Decreased Ca or Na current
What causes arrhythmias?
- Abnormal pacemaker activity
2. Abnormal impulse propagation
What do antiarrhythmic drugs aim to do?
- Reduce pacemaker activity
2. Modify conduction/refractoriness
What are the 4 major pharmacologic mechanisms for arrhythmias?
- Na channel blockade (class I)
- β-Adrenoceptor Blockade (class II)
- K+ channel blockade (Class III drugs)
- Ca channel blockade (Class IV)
What is the MOA of a Na channel blockade do? Class?
Alters AP duration and kinetics of Na channel blockade.
Class I
What is the MOA of a Beta adrenoceptor blockade do? Class?
Blockade the SNS effects in the heart.
Class II
What is the MOA of a K channel blockade do? Class?
Prolongation of the effective refractory period.
Class III
What is the MOA of a Ca channel blockade? Class?
Slows conduction where depolarization is Ca dependent.
Class IV
What drugs are 1A Na channel blockers?
Quinidine
Procainamide
Disopyramide
What drugs are subgroup 1B Na channel blockers?
Lidocaine
Mexilitine
What drugs are 1C Na channel blockers?
Flecainide
Propafenone
What drugs are K channel blockers?
Amiodarone
Dofetilide
Ibutilide
What drugs are Ca channel blockers?
Verapamil
Diltiazem
What drugs are Beta adrenergic blockers?
Propanolol
Acebutolol
Esmolol
Sotalol.
What two drugs are misc arrhythmic?
Adenosine
Digitalis
When are “use” or “state dependent” drugs useful?
They are good channel blocking drugs.
- Bind readily to activated (phase 0)/inactivated channels (Phase 2)
- Bind poorly or not at all to rested channels (prevent drug from binding in this state/promotes drug dissociation from receptors when channel becomes rested.)
When can “state dependent” drugs block electrical activity?
- Fast tachycardia- many channel activations/inactivations per unit time
- Significant loss of resting potential- many inactivated channels during rest (lose RP channels are transformed to inactivated state when they should be in a resting state)
What is the goal of antiarrythmic drugs?
To suppress ectopic atuomaticity adn abnormal conduction occurring in depolarized cells, while minimally affecting the electrical activity of normally polarized parts of the heart.
What is the approach for antiarrhythmic drugs?

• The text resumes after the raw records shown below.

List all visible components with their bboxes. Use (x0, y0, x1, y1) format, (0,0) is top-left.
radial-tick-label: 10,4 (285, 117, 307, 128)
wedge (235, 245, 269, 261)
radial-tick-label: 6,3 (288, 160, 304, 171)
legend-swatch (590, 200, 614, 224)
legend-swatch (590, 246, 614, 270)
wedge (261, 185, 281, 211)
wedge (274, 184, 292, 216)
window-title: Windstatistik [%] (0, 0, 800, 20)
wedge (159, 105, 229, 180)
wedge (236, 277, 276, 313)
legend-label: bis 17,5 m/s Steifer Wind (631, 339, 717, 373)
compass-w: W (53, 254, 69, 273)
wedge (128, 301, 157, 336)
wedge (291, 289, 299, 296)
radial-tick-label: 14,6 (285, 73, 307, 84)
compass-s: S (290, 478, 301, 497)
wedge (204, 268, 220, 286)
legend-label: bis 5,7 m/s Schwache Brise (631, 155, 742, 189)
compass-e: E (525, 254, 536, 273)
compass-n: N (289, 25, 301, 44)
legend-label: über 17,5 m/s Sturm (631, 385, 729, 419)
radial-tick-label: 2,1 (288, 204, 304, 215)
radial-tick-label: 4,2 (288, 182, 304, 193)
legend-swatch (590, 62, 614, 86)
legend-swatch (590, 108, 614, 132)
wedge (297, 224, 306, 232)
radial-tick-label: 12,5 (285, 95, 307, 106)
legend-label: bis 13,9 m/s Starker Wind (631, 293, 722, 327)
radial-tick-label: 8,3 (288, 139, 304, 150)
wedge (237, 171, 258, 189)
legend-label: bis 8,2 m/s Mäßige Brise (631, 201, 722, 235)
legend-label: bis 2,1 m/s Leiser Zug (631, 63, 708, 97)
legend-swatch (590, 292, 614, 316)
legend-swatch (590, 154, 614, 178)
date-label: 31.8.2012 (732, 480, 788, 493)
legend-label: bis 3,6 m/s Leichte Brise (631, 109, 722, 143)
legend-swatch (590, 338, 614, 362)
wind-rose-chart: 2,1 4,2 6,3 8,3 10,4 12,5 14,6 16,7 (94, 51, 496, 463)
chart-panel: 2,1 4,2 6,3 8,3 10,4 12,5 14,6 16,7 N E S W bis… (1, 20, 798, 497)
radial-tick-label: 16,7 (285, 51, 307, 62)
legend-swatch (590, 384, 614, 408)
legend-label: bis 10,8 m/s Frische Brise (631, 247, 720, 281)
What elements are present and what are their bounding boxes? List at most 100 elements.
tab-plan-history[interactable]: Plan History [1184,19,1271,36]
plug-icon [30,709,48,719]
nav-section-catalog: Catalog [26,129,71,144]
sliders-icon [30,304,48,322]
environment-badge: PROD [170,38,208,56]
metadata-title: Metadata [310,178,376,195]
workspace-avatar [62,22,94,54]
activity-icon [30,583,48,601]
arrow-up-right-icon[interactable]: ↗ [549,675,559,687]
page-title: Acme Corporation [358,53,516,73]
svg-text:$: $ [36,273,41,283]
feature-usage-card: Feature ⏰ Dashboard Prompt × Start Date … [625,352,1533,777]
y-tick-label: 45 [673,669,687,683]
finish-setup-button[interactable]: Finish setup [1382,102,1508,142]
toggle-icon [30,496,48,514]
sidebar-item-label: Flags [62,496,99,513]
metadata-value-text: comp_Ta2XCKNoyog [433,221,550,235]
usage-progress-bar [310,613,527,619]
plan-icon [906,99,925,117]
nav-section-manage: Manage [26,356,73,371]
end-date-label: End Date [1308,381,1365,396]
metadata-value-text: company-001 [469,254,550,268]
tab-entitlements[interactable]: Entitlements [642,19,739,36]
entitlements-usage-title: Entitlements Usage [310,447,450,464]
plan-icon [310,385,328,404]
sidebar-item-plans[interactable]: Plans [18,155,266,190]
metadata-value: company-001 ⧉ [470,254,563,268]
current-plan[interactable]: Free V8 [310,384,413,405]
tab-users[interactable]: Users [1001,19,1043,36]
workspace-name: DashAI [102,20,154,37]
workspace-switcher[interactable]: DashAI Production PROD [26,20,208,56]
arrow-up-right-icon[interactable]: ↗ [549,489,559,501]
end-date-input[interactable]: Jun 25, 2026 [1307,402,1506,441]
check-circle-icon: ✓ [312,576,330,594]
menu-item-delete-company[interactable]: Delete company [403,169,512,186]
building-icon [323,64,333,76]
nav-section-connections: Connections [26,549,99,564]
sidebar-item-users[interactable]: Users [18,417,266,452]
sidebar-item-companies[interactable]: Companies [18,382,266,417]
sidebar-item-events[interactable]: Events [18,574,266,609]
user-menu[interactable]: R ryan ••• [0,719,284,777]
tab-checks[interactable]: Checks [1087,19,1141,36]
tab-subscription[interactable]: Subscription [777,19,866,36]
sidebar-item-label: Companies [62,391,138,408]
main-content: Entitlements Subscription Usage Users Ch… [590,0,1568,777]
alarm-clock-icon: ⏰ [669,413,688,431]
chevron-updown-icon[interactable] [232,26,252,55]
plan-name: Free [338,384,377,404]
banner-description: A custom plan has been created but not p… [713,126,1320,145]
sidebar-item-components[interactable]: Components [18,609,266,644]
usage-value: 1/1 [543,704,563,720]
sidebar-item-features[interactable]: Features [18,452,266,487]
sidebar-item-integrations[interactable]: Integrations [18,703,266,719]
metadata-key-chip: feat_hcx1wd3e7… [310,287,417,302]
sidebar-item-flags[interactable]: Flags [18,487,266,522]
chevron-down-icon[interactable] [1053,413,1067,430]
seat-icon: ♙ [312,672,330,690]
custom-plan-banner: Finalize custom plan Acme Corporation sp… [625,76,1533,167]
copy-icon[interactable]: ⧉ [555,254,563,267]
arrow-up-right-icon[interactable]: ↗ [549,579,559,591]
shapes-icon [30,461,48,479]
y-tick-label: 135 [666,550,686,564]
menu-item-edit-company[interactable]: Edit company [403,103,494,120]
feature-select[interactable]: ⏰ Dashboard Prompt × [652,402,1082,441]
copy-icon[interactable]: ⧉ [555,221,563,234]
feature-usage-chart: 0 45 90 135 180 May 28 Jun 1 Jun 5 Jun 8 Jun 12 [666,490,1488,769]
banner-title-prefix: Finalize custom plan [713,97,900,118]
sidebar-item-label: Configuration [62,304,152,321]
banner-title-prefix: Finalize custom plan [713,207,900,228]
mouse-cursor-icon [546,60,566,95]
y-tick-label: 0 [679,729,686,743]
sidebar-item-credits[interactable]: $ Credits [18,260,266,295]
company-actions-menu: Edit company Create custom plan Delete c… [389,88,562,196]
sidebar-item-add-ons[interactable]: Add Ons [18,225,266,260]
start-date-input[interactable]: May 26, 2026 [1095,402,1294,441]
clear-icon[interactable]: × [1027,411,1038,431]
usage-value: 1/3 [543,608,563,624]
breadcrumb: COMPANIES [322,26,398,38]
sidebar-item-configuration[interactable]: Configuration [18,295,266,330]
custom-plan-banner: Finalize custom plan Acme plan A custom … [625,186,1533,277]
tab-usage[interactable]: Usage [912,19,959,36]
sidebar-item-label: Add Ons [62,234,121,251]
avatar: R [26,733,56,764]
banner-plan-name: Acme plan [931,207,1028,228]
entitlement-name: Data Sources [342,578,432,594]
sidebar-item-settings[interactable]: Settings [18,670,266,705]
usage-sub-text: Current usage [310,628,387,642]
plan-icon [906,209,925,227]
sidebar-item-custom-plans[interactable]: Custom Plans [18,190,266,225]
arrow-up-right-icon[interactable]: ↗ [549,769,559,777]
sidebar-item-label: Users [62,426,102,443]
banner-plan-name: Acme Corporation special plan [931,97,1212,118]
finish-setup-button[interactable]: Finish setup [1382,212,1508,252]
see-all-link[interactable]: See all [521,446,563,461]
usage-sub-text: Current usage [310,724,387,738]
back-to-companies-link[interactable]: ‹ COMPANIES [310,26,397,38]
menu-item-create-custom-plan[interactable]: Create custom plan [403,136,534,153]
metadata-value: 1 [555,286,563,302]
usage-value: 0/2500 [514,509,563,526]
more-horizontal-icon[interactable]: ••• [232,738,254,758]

Identify the specific mechanism of arrhthmia and exploit what makes it different.
What does a reentry arrhthmia depend on?
- Depressed conduction
- Unidirectional block
*Slow conduction speed> bidirectional block> no reentry > not a problem
What are two ways to address reentry arrhythmias?
- Na and Ca channel blockade
2. K channel blockade
How does a Na and Ca channel blockade address a reentry arrhythmia?
It causes a steady state reduction in the number of available unblocked channels, which reduces excitatory currents to a level below that required for propagation.
How does a K channel blockade address a reentry arrhythmia?
Prolongs recovery time of channels still able to reach the rested and available state, which increases refractory period.
What do you have to worry about with many of the antiarrhythmetic drugs, particularly the Na channel blockers?
Many of these drugs lack channel specificity, so as you increase the dose, there is a greater spillover to secondary channels. Also, channel specificity is inversely related to dose, so at high doses the drugs can effect all the channels.